Like many of his contemporaries in Toronto, Bush had little exposure to international trends of modernism during his formative years as a painter. For nearly two decades, he drew inspiration for his landscape and figural paintings from works by members of the Ontario Society of Artists and the Canadian Group of Painters. Though he began to incorporate non-representational elements in his work in the late 1940s, Bush’s more focused experimentations with formal abstraction in the early 1950s reveal the conspicuous influence of his eventual encounters with modern artwork in Toronto and New York City. In 1953, Bush joined the newly-founded Toronto artist group Painters Eleven. Through his involvement in the group’s efforts to promote abstract painting in Canada, Bush met the influential New York City art critic Clement Greenberg. Their resulting friendship would influence Bush’s early development as an abstract painter, with Greenberg serving as an occasional mentor to the artist, encouraging him to abandon his Abstract Expressionist style in favour of a brighter, more refined palette and technique. Through his association with Painters Eleven, Bush became closely tied to Colour Field painting and Lyrical Abstraction—two movements that had evolved from Abstract Expressionism. After the group disbanded in 1959, Bush’s distinguished career was marked by numerous achievements, including the opportunity to represent Canada at the São Paulo Art Biennial in 1967, after which his art found considerable commercial success in the United States (Bush had already been showing his work in New York City since 1962). In 1963, Hugo McPherson in his review of Bush’s showing at the Gallery Moos, Toronto, linked Bush with Matisse as follows, “...he reminds us of the classical joy and simplicity of the later Matisse. This is his richest vein. His comments on France, Italy, and Spain, and his observations titled ‘Red on Pink’ and ‘Growing Plant’ are at once spare and bright and probing.”

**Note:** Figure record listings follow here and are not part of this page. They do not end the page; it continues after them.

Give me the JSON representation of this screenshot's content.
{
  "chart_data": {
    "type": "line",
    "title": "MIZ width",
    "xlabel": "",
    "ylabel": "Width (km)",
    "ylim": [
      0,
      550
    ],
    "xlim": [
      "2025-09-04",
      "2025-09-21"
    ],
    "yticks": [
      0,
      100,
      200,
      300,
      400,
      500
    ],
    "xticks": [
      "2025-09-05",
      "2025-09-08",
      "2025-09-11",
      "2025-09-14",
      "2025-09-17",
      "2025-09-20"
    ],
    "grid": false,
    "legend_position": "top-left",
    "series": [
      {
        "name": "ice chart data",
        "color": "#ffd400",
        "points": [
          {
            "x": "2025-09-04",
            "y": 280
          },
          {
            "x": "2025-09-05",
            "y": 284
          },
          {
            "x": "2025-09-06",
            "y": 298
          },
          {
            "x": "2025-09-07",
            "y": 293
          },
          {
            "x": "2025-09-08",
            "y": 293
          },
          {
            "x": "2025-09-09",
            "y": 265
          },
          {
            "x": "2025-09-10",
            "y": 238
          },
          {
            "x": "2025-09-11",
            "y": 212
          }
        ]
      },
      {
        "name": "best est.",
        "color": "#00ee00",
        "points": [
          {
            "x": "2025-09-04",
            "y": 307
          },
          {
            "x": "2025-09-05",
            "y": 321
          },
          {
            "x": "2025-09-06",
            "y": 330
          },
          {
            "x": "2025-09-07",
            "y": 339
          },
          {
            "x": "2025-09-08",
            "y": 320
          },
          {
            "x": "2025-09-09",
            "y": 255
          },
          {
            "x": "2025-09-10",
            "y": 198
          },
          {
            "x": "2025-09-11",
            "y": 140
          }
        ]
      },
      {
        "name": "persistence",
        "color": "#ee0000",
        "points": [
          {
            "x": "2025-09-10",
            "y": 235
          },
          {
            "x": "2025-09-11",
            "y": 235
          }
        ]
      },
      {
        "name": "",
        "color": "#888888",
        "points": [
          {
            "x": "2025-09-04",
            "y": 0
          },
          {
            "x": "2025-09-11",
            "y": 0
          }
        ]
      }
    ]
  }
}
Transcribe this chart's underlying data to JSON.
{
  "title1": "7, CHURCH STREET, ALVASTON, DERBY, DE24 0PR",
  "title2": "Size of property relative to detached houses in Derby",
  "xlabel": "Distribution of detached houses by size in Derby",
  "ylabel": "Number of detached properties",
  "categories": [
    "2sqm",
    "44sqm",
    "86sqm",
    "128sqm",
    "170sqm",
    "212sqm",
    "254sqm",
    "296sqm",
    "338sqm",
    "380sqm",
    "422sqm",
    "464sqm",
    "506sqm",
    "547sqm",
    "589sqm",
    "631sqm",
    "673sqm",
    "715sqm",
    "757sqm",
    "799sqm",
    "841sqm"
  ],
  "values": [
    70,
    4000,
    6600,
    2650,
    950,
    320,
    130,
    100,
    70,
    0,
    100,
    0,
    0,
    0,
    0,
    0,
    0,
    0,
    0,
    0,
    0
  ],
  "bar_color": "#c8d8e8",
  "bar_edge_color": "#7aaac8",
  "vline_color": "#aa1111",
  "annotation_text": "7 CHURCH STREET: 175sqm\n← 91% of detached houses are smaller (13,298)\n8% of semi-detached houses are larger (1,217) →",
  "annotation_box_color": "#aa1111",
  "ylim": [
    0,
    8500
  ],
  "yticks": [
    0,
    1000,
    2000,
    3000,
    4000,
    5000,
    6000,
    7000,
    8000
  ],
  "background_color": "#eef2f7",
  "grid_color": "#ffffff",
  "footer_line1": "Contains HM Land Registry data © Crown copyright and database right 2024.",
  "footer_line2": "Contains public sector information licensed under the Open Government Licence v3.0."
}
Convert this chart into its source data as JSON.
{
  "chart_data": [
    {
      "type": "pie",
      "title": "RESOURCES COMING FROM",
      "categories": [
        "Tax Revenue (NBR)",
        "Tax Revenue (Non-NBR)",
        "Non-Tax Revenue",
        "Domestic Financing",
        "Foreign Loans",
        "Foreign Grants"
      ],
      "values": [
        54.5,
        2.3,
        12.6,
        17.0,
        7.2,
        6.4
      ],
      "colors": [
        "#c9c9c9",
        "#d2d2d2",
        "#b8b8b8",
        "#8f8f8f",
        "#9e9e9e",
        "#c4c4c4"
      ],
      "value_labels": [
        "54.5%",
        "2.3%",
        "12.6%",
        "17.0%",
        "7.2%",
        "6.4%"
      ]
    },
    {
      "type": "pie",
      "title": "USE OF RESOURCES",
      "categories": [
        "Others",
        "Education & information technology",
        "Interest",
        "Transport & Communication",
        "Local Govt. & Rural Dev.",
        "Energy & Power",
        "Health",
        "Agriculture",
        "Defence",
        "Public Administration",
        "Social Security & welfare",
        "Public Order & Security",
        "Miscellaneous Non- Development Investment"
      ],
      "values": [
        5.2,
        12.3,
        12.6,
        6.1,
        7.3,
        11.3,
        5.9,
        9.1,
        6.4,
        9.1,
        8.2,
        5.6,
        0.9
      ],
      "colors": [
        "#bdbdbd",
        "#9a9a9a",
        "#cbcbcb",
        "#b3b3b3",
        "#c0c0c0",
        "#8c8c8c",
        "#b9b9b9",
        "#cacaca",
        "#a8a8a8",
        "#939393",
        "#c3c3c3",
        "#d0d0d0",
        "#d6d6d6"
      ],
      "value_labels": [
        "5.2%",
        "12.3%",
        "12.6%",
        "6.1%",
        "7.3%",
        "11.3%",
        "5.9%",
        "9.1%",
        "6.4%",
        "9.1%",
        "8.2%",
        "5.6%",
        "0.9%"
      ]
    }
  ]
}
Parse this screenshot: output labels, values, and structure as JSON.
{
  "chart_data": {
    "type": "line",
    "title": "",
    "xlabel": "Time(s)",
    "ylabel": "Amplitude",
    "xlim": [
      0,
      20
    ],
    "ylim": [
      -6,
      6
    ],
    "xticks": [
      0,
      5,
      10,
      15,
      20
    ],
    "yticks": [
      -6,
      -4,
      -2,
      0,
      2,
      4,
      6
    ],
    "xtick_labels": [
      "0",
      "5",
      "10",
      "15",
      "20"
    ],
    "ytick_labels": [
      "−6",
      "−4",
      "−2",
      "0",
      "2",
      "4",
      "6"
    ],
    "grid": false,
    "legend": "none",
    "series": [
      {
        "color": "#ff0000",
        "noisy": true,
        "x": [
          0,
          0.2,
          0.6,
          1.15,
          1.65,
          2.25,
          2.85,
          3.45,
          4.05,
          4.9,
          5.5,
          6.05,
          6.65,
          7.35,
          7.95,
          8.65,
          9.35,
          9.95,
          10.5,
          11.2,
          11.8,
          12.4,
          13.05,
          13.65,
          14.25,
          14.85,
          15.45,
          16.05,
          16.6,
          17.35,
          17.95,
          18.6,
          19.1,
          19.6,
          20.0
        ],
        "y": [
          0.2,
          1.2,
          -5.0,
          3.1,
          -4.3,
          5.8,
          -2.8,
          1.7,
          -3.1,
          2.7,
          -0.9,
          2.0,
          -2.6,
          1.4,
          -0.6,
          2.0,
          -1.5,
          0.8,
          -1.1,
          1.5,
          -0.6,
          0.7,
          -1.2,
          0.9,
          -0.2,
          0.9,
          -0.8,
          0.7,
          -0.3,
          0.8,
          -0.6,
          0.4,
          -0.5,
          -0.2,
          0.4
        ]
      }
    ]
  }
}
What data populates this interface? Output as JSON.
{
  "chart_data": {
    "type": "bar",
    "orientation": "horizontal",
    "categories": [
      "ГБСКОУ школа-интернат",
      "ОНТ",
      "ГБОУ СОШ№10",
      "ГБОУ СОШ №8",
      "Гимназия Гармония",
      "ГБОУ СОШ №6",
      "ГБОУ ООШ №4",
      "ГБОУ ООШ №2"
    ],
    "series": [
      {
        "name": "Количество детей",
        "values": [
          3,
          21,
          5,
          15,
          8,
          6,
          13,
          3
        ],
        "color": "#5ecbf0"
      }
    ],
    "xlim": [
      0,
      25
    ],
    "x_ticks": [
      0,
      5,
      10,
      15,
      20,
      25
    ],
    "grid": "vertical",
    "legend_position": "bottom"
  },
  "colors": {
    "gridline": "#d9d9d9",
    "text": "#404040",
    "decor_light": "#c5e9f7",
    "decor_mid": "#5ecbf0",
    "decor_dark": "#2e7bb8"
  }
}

In 1972, Bush was the subject of the inaugural survey exhibition in the modern wing of the Boston Museum of Fine Arts. Four years later, the Art Gallery of Ontario organized a major touring retrospective of his work. Bush as a member of the Canadian Society of Painters in Water Colour, 1942 (former President); Ontario Society of Artists (former Vice-President) 1943; Associate Royal Canadian Academician, 1946; Canadian Group of Painters’, 1948, and the Art Directors’ Club of Toronto. In 2014, the National Gallery of Canada hosted a major retrospective exhibition of Jack Bush’s work. A comprehensive catalogue raisonné of Bush’s work is set to be released in the coming years.

Jack Bush died at the age of 68 in 1977, one year after he received the honour of Officer of the Order of Canada.